Riapre il Museo sul massacro di Tiananmen
Hong Kong è l’unico luogo cinese dove si ricorda Tiananmen e dove si celebra una veglia in memoria dei “patrioti” uccisi nella notte fra il 3 e il 4 giugno 1989. Metà dei visitatori sono cinesi della Repubblica popolare.
Hong Kong (AsiaNews/Rfa) - Dopo quasi tre anni di chiusura, il 30 aprile scorso è stato diffuso l’annuncio che ad Hong Kong riapre il Museo in ricordo del massacro di Tiananmen. Il Museo raccoglie foto e testimonianze su quanto avvenuto nella notte fra il 3 e il 4 giugno 1989, quando l’esercito per la liberazione del popolo è intervenuto con armi e carri armati contro studenti e operai radunati in piazza Tiananmen che da oltre un mese chiedevano maggiore democrazia e la fine della corruzione. Secondo le stime più sobrie sono state uccise almeno 2mila persone, alcuni maciullati sotto i carri armati, altri uccisi con colpi di armi da fuoco mentre fuggivano.

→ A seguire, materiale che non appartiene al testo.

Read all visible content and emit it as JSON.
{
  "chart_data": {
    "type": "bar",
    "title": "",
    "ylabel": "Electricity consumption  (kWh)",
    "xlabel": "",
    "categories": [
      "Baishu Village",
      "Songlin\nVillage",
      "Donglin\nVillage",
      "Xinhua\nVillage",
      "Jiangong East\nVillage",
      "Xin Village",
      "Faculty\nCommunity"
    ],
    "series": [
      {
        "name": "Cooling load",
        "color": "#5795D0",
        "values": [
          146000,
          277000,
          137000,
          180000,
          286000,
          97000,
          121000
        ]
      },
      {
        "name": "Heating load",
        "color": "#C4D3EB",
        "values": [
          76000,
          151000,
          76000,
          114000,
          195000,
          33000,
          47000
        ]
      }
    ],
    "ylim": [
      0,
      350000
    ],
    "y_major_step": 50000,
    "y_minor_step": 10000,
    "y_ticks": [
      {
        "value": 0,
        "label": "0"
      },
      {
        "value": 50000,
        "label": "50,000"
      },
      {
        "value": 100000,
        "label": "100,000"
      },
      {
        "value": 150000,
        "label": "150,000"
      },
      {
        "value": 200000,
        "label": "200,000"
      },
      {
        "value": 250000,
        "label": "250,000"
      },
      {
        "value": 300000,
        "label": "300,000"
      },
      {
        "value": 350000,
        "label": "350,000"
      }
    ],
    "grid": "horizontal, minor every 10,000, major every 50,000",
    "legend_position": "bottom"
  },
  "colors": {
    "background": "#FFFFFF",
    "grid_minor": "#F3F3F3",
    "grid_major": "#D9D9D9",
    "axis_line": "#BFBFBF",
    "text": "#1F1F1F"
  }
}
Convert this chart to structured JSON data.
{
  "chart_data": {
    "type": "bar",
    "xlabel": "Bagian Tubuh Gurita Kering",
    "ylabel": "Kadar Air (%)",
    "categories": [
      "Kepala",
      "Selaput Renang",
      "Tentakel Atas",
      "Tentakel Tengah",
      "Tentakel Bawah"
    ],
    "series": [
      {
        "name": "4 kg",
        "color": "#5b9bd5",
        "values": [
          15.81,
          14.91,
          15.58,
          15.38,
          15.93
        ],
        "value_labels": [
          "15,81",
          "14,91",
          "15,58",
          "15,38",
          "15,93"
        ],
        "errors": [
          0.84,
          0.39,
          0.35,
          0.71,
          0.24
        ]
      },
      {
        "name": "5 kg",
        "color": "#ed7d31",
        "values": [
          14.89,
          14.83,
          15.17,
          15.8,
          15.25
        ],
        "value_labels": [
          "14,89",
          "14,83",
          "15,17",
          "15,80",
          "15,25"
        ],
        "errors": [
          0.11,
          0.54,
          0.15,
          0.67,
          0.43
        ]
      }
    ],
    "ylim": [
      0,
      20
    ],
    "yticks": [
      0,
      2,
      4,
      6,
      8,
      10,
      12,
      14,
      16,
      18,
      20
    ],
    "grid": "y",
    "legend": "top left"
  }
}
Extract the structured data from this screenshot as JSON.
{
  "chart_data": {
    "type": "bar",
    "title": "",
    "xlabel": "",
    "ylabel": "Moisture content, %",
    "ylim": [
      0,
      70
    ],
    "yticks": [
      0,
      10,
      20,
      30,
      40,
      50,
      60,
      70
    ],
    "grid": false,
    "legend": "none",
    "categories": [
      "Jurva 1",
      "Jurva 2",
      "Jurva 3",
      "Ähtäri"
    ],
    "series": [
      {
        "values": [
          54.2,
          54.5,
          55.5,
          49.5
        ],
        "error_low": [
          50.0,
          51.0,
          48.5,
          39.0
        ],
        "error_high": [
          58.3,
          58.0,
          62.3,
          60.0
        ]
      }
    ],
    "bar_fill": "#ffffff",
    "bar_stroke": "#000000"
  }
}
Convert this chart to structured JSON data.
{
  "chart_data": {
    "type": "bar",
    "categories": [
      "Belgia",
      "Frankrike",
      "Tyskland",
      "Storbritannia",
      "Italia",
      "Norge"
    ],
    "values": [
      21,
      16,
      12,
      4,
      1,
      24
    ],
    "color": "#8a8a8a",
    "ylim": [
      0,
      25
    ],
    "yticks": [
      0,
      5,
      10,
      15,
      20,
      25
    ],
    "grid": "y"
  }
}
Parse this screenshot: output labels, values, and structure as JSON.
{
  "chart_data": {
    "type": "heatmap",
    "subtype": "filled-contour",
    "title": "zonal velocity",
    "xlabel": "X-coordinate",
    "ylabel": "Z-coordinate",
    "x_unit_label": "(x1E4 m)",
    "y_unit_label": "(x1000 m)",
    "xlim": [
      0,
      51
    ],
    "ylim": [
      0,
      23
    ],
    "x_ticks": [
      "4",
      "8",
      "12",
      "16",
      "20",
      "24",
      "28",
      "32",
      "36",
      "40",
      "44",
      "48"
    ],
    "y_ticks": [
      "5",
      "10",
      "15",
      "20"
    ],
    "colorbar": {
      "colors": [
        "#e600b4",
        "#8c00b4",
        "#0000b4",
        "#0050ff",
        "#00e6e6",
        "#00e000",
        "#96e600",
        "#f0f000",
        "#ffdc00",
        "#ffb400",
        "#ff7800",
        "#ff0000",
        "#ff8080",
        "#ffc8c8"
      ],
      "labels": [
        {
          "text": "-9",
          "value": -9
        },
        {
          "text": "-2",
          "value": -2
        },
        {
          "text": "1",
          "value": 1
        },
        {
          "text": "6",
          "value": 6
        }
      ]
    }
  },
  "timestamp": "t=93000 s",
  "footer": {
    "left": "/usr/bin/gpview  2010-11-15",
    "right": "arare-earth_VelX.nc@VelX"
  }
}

I responsabili del Museo, l’Alleanza di Hong Kong per il sostegno dei movimenti democratici e patriottici in Cina, avevano aperto la prima sede permanente nel 2014, nella zona commerciale di Tsim Sha Tsui, ma il proprietario dello stabile ha fatto di tutto per allontanarli. Secondo l’Alleanza, i motivi sono tutti politici: sempre più a Hong Kong si attua una auto-censura per non compiere gesti che possono offendere la Cina. Nel 2016 il museo ha dovuto chiudere i battenti e ora è stato riaperto nella zona più popolare di Mong Kok.
Come spiegano i responsabili, il valore del Museo sta nel mantenere la memoria di quanto avvenuto. In Cina è impossibile trovare riferimenti, foto, documenti riferiti al periodo e ogni manifestazione in ricordo dell’evento viene puntualmente soffocata.
Hong Kong è l’unico territorio nel mondo cinese dove ogni anno, al 4 giugno, si celebra una veglia per i “patrioti” vittime del massacro, organizzata dalla stessa Alleanza. La definizione di “patrioti” è in contrapposizione alla definizione data dal partito comunista cinese che ha bollato il movimento democratico di Tiananmen come “contro-rivoluzionario”.
Negli anni precedenti il Museo ha visto almeno 20mila visitatori all’anno. Di questi, quasi la metà era composta da cinesi della Cina popolare.